Commercial Bank Mortgage Rates Approach 7%, What's Driving the Rush for Newborn Policy Loans?
As prolonged high interest rates push commercial bank mortgage rates near 7%, drastically increasing household interest burdens, demand is heavily concentrating on government policy products like the newborn special loan that offer low rates in the 1-3% range.

With prolonged high interest rates pushing the upper limit of commercial bank mortgage rates near 7%, warning signs regarding the insolvency of household debt are growing louder. Consequently, genuine buyers seeking to reduce their interest burden are heavily gravitating towards government-supported policy financial products, such as the 'Newborn Special Loan,' which offer ultra-low interest rates in the 1-3% range.
The 7% Mortgage Era Brought by Prolonged High Rates
As expectations for rate cuts by the US Federal Reserve recede and market uncertainty persists, the upper limit of floating mortgage rates at domestic commercial banks has surpassed 7% annually. This is pushing the interest repayment burden for non-homeowners and heavily leveraged borrowers to a critical tipping point, raising structural insolvency concerns for household debt, including rising delinquency rates.

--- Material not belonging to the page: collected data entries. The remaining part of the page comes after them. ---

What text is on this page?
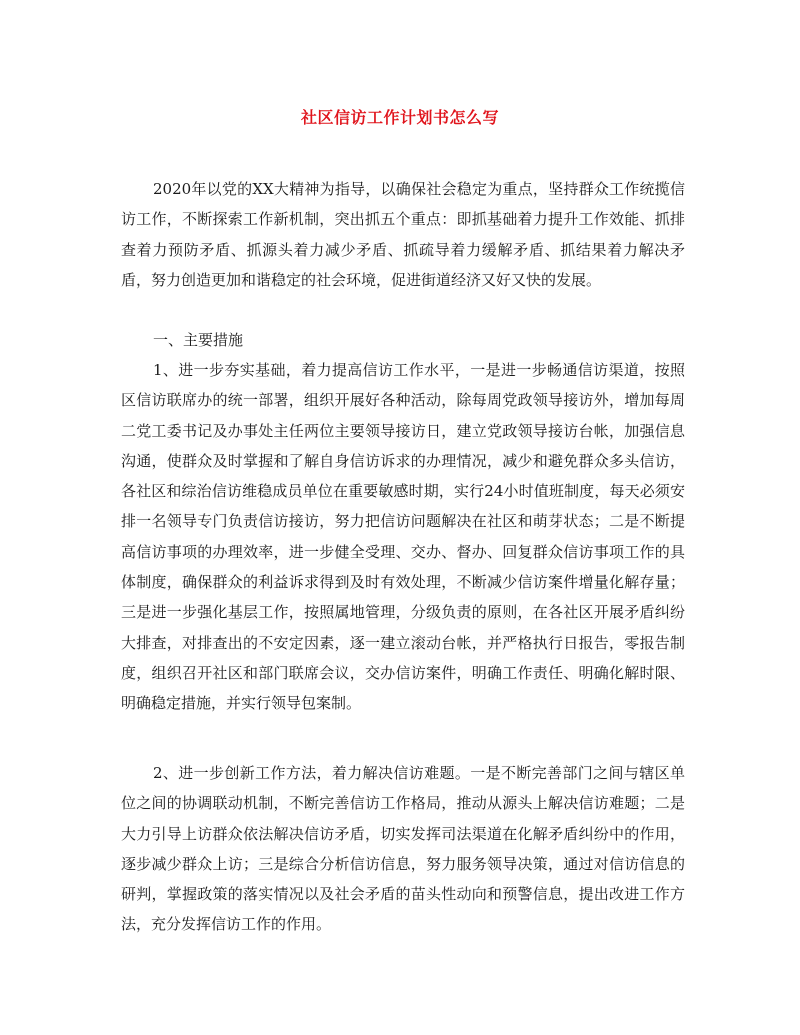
社区信访工作计划书怎么写

2020年以党的XX大精神为指导，以确保社会稳定为重点，坚持群众工作统揽信访工作，不断探索工作新机制，突出抓五个重点：即抓基础着力提升工作效能、抓排查着力预防矛盾、抓源头着力减少矛盾、抓疏导着力缓解矛盾、抓结果着力解决矛盾，努力创造更加和谐稳定的社会环境，促进街道经济又好又快的发展。

一、主要措施

1、进一步夯实基础，着力提高信访工作水平，一是进一步畅通信访渠道，按照区信访联席办的统一部署，组织开展好各种活动，除每周党政领导接访外，增加每周二党工委书记及办事处主任两位主要领导接访日，建立党政领导接访台帐，加强信息沟通，使群众及时掌握和了解自身信访诉求的办理情况，减少和避免群众多头信访，各社区和综治信访维稳成员单位在重要敏感时期，实行24小时值班制度，每天必须安排一名领导专门负责信访接访，努力把信访问题解决在社区和萌芽状态；二是不断提高信访事项的办理效率，进一步健全受理、交办、督办、回复群众信访事项工作的具体制度，确保群众的利益诉求得到及时有效处理，不断减少信访案件增量化解存量；三是进一步强化基层工作，按照属地管理，分级负责的原则，在各社区开展矛盾纠纷大排查，对排查出的不安定因素，逐一建立滚动台帐，并严格执行日报告，零报告制度，组织召开社区和部门联席会议，交办信访案件，明确工作责任、明确化解时限、明确稳定措施，并实行领导包案制。

2、进一步创新工作方法，着力解决信访难题。一是不断完善部门之间与辖区单位之间的协调联动机制，不断完善信访工作格局，推动从源头上解决信访难题；二是大力引导上访群众依法解决信访矛盾，切实发挥司法渠道在化解矛盾纠纷中的作用，逐步减少群众上访；三是综合分析信访信息，努力服务领导决策，通过对信访信息的研判，掌握政策的落实情况以及社会矛盾的苗头性动向和预警信息，提出改进工作方法，充分发挥信访工作的作用。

Concentration on Policy Loans and Rising Outskirt Housing Prices
Amid the lending freeze, the Newborn Special Bogeumjari Loan, considered the only viable exit strategy, is gaining massive popularity due to its exceptional interest rate benefits. Notably, apartment transaction prices are showing a clear upward trend centered around the semiconductor belt and metropolitan outskirts like Dongtan and Pyeongtaek, where properties meeting the loan's 'under 900 million won' eligibility criteria are concentrated. The synergy between high market rates and policy loans is accelerating polarization in the regional real estate market.
Frequently Asked Questions (FAQ)
Q. What are the actual interest rate benefits of the newborn special loan?
Depending on the combined annual income of the couple and the loan maturity, a special rate of 1.6% to 3.3% annually is applied for a basic period of 5 years. Compared to commercial bank rates, borrowers can expect an overwhelming interest savings effect of more than half.
Q. Is there any possibility of a mortgage rate cut in the near future?
With domestic and international inflation indicators remaining unstable and the US-driven high-interest trend showing signs of prolonging, experts generally agree that a dramatic rate cut is difficult to expect in the short term.
Q. What is the outlook for the real estate market moving forward?
While core areas of Seoul and regions benefiting from policy loans are expected to maintain strong stability, areas heavily impacted by lending regulations and high interest burdens will likely see deeper wait-and-see attitudes, intensifying regional decoupling.